「迎えにきてくれるのは嬉しいけど……せめて喫茶店とか、暖かいところで待っててくれていいのに」
「別にこれくらいへっちゃらだよ。それに、迎えに行ける時はきちんと連絡を入れてるんだから。それなら問題ないよね?」
黒瀬くんとお付き合いをするよりも前、あれは十一月のことだったか――前に一度だけ残業で遅くなってしまった時、それを知らない黒瀬くんに二時間も待ちぼうけをさせてしまったことがあった。
もちろん私も、黒瀬くんが迎えに来てくれていたなんて知らなかったから、会社を出て、ガードレールに腰掛けている黒瀬くんを見つけた時はすごく驚いた。

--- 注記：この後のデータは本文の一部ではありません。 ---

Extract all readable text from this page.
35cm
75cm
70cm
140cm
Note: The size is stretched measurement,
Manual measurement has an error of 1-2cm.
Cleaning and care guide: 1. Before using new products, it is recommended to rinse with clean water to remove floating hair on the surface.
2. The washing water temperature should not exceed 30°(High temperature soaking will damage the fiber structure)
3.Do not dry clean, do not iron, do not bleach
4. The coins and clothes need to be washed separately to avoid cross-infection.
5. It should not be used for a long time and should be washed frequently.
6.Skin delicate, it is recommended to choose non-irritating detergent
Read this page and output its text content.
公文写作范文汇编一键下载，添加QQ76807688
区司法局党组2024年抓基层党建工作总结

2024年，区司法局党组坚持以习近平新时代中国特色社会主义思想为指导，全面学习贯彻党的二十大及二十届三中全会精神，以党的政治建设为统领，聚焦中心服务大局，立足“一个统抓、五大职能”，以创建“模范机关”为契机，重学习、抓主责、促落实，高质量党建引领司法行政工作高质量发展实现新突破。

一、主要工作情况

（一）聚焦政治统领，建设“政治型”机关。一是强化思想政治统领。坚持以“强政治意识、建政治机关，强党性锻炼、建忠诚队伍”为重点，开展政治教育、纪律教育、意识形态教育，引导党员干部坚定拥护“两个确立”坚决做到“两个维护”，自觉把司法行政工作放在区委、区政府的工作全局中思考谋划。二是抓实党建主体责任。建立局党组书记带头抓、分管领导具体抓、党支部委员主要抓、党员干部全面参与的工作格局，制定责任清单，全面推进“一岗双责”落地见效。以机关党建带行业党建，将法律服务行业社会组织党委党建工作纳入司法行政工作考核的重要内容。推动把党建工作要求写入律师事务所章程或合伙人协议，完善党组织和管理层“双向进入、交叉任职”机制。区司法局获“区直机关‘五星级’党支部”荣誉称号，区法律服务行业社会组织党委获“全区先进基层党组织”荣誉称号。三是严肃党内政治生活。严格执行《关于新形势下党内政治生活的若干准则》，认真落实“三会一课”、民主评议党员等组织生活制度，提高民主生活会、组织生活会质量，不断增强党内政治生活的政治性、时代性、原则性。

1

そんなことがあったから、迎えにきてくれる時にはせめて事前に連絡をしてほしいとお願いしている。
「それに……」
黒瀬くんに、さらりと左手を取られる。
「こうして百合子さんと手を繋ぐ口実ができるからね」
「そんなの……」
――口実なんてなくたって、いつだって繋いでくれていいのに。
「……手、冷たい」
「うん。だから百合子さんがあっためて」
黒瀬くんは自分の首に巻いていたマフラーをとって、私の首に巻き付けてくる。